Unlike do-it-yourself iPaaS solutions, dPaaS shifts the burden of integration complexity onto the platform provider, who takes responsibility for ETL and other “plumbing” processes that form the basis of the integration. This is not only exceptionally more cost effective for the business, but also enables continuous access to the latest technologies from a provider that has a competitive incentive to stay on the cutting-edge. That means the internal staff and budget can be applied to more strategic projects that drive revenue and serve the organization’s core mission.

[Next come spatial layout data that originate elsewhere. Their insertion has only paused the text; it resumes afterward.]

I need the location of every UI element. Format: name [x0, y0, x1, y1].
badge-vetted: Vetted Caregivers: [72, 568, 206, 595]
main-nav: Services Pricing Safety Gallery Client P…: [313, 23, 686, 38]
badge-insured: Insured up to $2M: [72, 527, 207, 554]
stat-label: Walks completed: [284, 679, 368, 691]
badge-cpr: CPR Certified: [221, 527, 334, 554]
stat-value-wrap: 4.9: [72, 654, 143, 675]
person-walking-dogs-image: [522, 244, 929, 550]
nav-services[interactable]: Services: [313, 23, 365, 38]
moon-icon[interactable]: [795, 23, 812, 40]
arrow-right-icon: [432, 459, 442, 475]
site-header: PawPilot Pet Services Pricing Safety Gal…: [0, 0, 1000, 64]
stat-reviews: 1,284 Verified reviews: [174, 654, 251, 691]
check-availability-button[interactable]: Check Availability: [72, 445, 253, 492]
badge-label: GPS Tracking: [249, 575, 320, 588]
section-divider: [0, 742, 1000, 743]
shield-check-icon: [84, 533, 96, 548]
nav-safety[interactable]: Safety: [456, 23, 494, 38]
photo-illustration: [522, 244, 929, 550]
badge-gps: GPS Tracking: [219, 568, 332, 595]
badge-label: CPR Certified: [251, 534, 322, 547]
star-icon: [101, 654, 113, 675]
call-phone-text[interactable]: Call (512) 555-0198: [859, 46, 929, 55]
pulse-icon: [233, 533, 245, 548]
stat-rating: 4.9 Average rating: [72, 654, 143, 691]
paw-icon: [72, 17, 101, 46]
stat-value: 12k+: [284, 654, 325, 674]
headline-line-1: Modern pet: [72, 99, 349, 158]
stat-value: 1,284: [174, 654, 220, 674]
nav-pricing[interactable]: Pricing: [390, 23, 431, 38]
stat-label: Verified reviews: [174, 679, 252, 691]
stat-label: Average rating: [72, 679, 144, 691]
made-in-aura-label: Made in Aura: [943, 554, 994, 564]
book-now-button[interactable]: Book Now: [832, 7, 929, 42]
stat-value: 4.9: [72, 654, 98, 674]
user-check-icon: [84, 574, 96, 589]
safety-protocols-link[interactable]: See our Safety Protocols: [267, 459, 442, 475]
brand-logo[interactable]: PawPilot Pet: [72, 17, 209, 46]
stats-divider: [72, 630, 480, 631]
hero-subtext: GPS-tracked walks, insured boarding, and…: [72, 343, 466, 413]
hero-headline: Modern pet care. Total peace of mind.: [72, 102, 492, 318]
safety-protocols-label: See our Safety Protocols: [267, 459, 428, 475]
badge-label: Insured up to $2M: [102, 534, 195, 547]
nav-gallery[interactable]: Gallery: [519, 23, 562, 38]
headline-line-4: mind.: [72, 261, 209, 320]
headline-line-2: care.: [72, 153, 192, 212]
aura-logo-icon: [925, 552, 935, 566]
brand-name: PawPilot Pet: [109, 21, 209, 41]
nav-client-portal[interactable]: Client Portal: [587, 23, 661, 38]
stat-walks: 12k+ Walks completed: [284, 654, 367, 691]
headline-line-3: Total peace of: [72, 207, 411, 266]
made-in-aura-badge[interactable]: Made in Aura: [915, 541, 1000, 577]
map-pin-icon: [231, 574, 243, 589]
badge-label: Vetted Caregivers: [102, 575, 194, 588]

The Future Is Bright With dPaaS
With its comprehensive, unified approach to data integration and management, dPaaS is showing tremendous promise to move us past the data mining stage to the data leveraging stage of Big Data. By providing all of the tools and expertise—as well as a future roadmap—dPaaS enables businesses to launch and operate a Big Data initiative far more efficiently, effectively and affordably than a DIY approach.
Instead of wasting time and expertise on janitorial work to clean, harmonize and synchronize data and reinventing the wheel with each new application integration, dPaaS allows each business to focus on extracting actionable intelligence quickly and accurately to gain—and maintain—a competitive edge.